The main break at Cimaja is a consistent right-hander that peels off Cimaja Point (starting to get the lingo here J) and breaks on a steep rocky beach with a serious rip. Not beginner friendly unfortunately (I am a zero on a scale from 1 to 10). But from what I can tell listening to my new California surf dude friend, Ryan, (this guy is the poster So-Cal surf dude with the long blond hair, and calls you dude; he’s a beach lifeguard near San Diego, nuff said), it’s a good wave, and worthy of the trip to come here. Sounds promising. Maybe one day we’ll be all growed up and we can surf here J

Fortunately there are other waves around (it is the ocean, after all). The kiddie pool (i.e., beginner area) is a sandy beach break (more lingo) down the road called Samudra. So OK, off to the kiddie pool then. I rented a board and lined up an instructor/guide/lesson (again, not really clear what he is) to take me out there. So in walks Hanki, the standard Indonesian 18-yr-old ripped surfer dude in shorts and flip flops that looks like he was actually born on top of a surf board. OK, so we’re going now? To which he replies: Yes, OK, we take you motobike. What?! Like, with you, and 2 surfboards!? He obviously has no idea that my total accumulated experience with this motorbike is under the average length of a couple good movies. OMG, do we have to? Yes….we do. I don’t know, I thought maybe he would have a van with a nice Thule rack or something. J

So we survived the motorbike shuttle. Barely. On the way back, I mistook a patch of greenery for ground, when in fact it was a 1-m drop off. Both me and the motorbike go down into the depths of the shrubbery. I realize now that having my wet slimy flip flops on was a bad move, and failed to catch my fall, despite the thumbs up reassurance received from 18-yr-old Indo surf dude that flip flops are perfectly good motorcycle footwear. Rookie mistake, won’t happen again. It, or something like it had to happen. Growing pains, as they say. Luckily this was a zero km/hr event, and the biggest damage was done to my manhood.

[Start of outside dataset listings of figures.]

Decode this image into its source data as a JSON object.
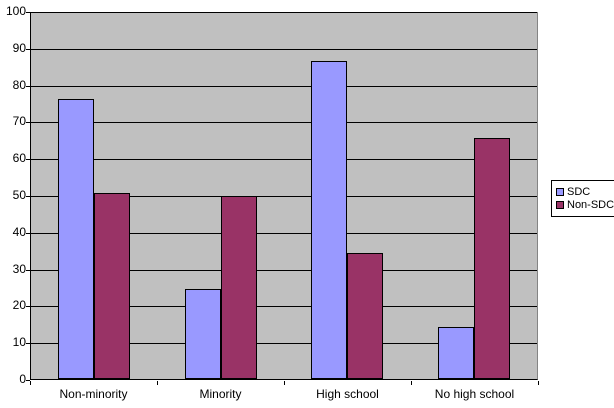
{
  "chart_data": {
    "type": "bar",
    "title": "",
    "categories": [
      "Non-minority",
      "Minority",
      "High school",
      "No high school"
    ],
    "series": [
      {
        "name": "SDC",
        "color": "#9999FF",
        "values": [
          76,
          24.5,
          86.5,
          14
        ]
      },
      {
        "name": "Non-SDC",
        "color": "#993366",
        "values": [
          50.5,
          49.7,
          34.3,
          65.5
        ]
      }
    ],
    "xlabel": "",
    "ylabel": "",
    "ylim": [
      0,
      100
    ],
    "yticks": [
      0,
      10,
      20,
      30,
      40,
      50,
      60,
      70,
      80,
      90,
      100
    ],
    "grid": "horizontal",
    "legend_position": "right",
    "colors": {
      "plot_background": "#C0C0C0",
      "chart_background": "#FFFFFF",
      "gridline": "#000000",
      "bar_border": "#000000",
      "legend_background": "#FFFFFF",
      "legend_border": "#000000",
      "text": "#000000"
    }
  }
}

Insult to injury then occurred when one of the Brazilian surfers witness to the whole debacle calmly asks me “why don’t you use the moto with the surf rack on it?” And there it was, around the corner, the moto with the surf rack on it, generally available for anyone to use. Doooh!! So ya, lesson learned: always ask for, or rent, the standard surf rig in Indo: motorbike with surf board rack. Got it.

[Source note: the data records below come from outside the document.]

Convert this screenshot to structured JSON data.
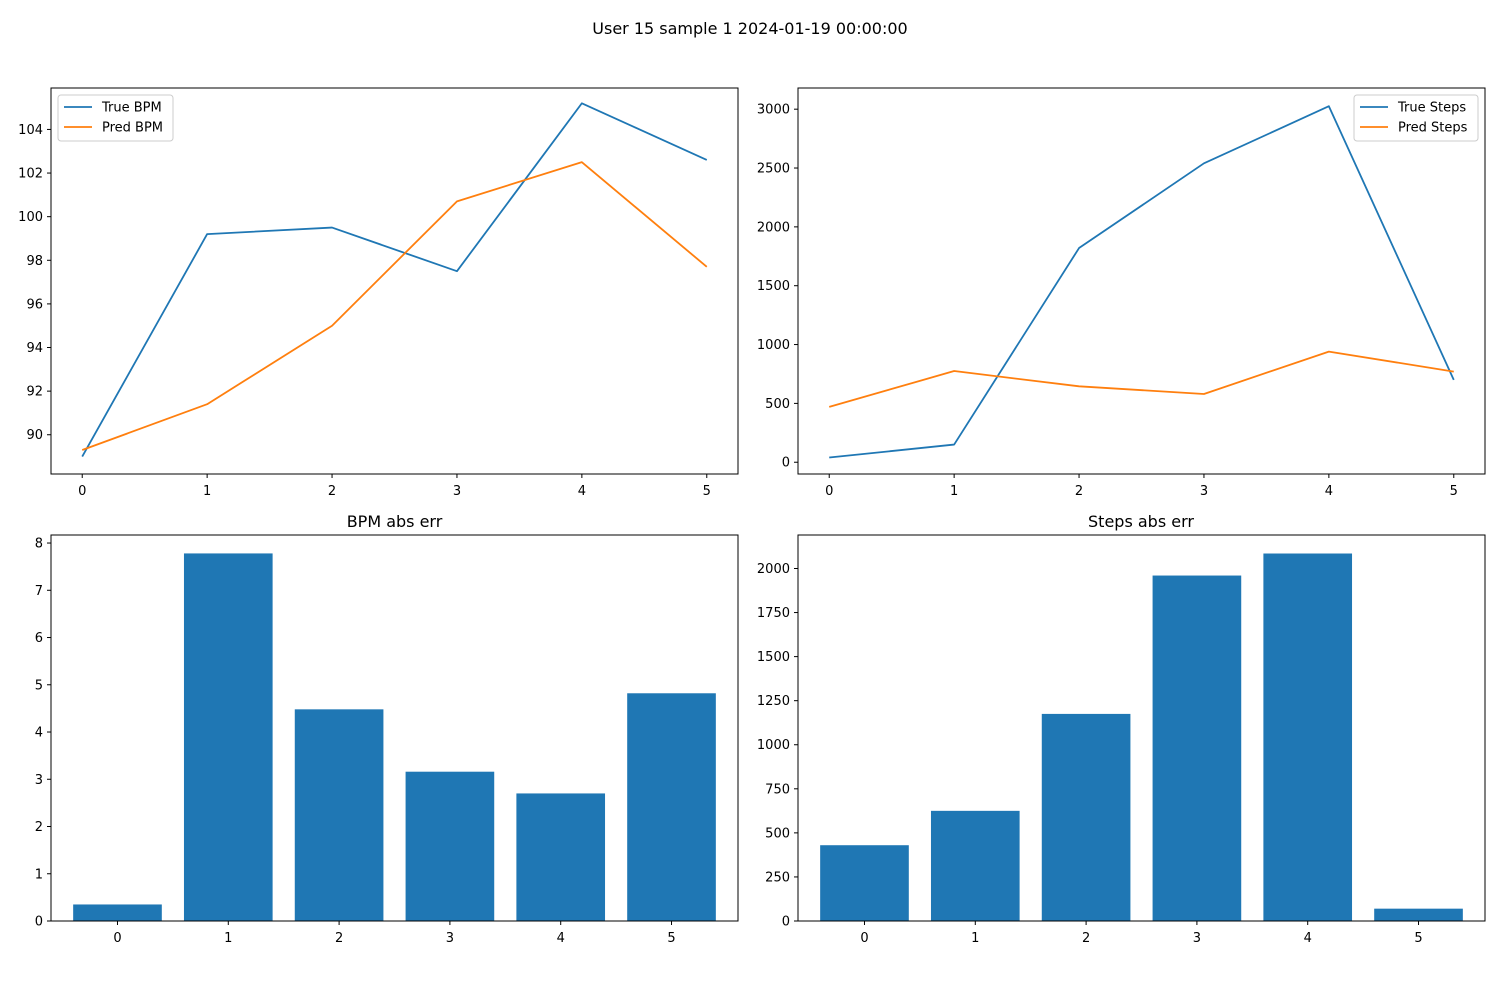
{
  "suptitle": "User 15 sample 1 2024-01-19 00:00:00",
  "colors": {
    "true": "#1f77b4",
    "pred": "#ff7f0e",
    "bar": "#1f77b4"
  },
  "chart_data": [
    {
      "id": "bpm-line",
      "type": "line",
      "title": "",
      "x": [
        0,
        1,
        2,
        3,
        4,
        5
      ],
      "xticks": [
        0,
        1,
        2,
        3,
        4,
        5
      ],
      "yticks": [
        90,
        92,
        94,
        96,
        98,
        100,
        102,
        104
      ],
      "ylim": [
        88.2,
        105.9
      ],
      "xlim": [
        -0.25,
        5.25
      ],
      "legend": "top-left",
      "series": [
        {
          "name": "True BPM",
          "color": "#1f77b4",
          "values": [
            89.0,
            99.2,
            99.5,
            97.5,
            105.2,
            102.6
          ]
        },
        {
          "name": "Pred BPM",
          "color": "#ff7f0e",
          "values": [
            89.3,
            91.4,
            95.0,
            100.7,
            102.5,
            97.7
          ]
        }
      ]
    },
    {
      "id": "steps-line",
      "type": "line",
      "title": "",
      "x": [
        0,
        1,
        2,
        3,
        4,
        5
      ],
      "xticks": [
        0,
        1,
        2,
        3,
        4,
        5
      ],
      "yticks": [
        0,
        500,
        1000,
        1500,
        2000,
        2500,
        3000
      ],
      "ylim": [
        -100,
        3180
      ],
      "xlim": [
        -0.25,
        5.25
      ],
      "legend": "top-right",
      "series": [
        {
          "name": "True Steps",
          "color": "#1f77b4",
          "values": [
            40,
            150,
            1820,
            2540,
            3025,
            700
          ]
        },
        {
          "name": "Pred Steps",
          "color": "#ff7f0e",
          "values": [
            470,
            775,
            645,
            580,
            940,
            770
          ]
        }
      ]
    },
    {
      "id": "bpm-bar",
      "type": "bar",
      "title": "BPM abs err",
      "categories": [
        "0",
        "1",
        "2",
        "3",
        "4",
        "5"
      ],
      "values": [
        0.35,
        7.78,
        4.48,
        3.16,
        2.7,
        4.82
      ],
      "yticks": [
        0,
        1,
        2,
        3,
        4,
        5,
        6,
        7,
        8
      ],
      "ylim": [
        0,
        8.17
      ],
      "xlim": [
        -0.6,
        5.6
      ],
      "color": "#1f77b4"
    },
    {
      "id": "steps-bar",
      "type": "bar",
      "title": "Steps abs err",
      "categories": [
        "0",
        "1",
        "2",
        "3",
        "4",
        "5"
      ],
      "values": [
        430,
        625,
        1175,
        1960,
        2085,
        70
      ],
      "yticks": [
        0,
        250,
        500,
        750,
        1000,
        1250,
        1500,
        1750,
        2000
      ],
      "ylim": [
        0,
        2190
      ],
      "xlim": [
        -0.6,
        5.6
      ],
      "color": "#1f77b4"
    }
  ]
}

So Cimaja. Kind of a strange layout. You wouldn’t know you’ve arrived, unless you have it loaded on your google maps phone app, and the little blue dot tells you you’re there. In fact, I rode right past my accom, The Chill House – the low-budg surfer option, great people, fun times – on the first past. Everything, other than the wave, is nowhere near the water. From what I can tell, surfers don’t seem to care, as long as the wave is good, and you can feasibly get to it somehow. The 5-mins walk down the trail from the road qualifies obviously. Unfortunately though, it’s a tad disappointing to not be living on the water.



Not to worry though. As mostly a recon mission, the area has now been thoroughly scoped out, and the perfect beach bungalows with beer and comfortable chairs (which are shockingly rare here in this land of 90-degree straight-back wooden chairs) has been located down the coast, and complete with beginner beach break. Now all we need is Amy, and another long weekend! No doubt, the topic of a future post. See you then.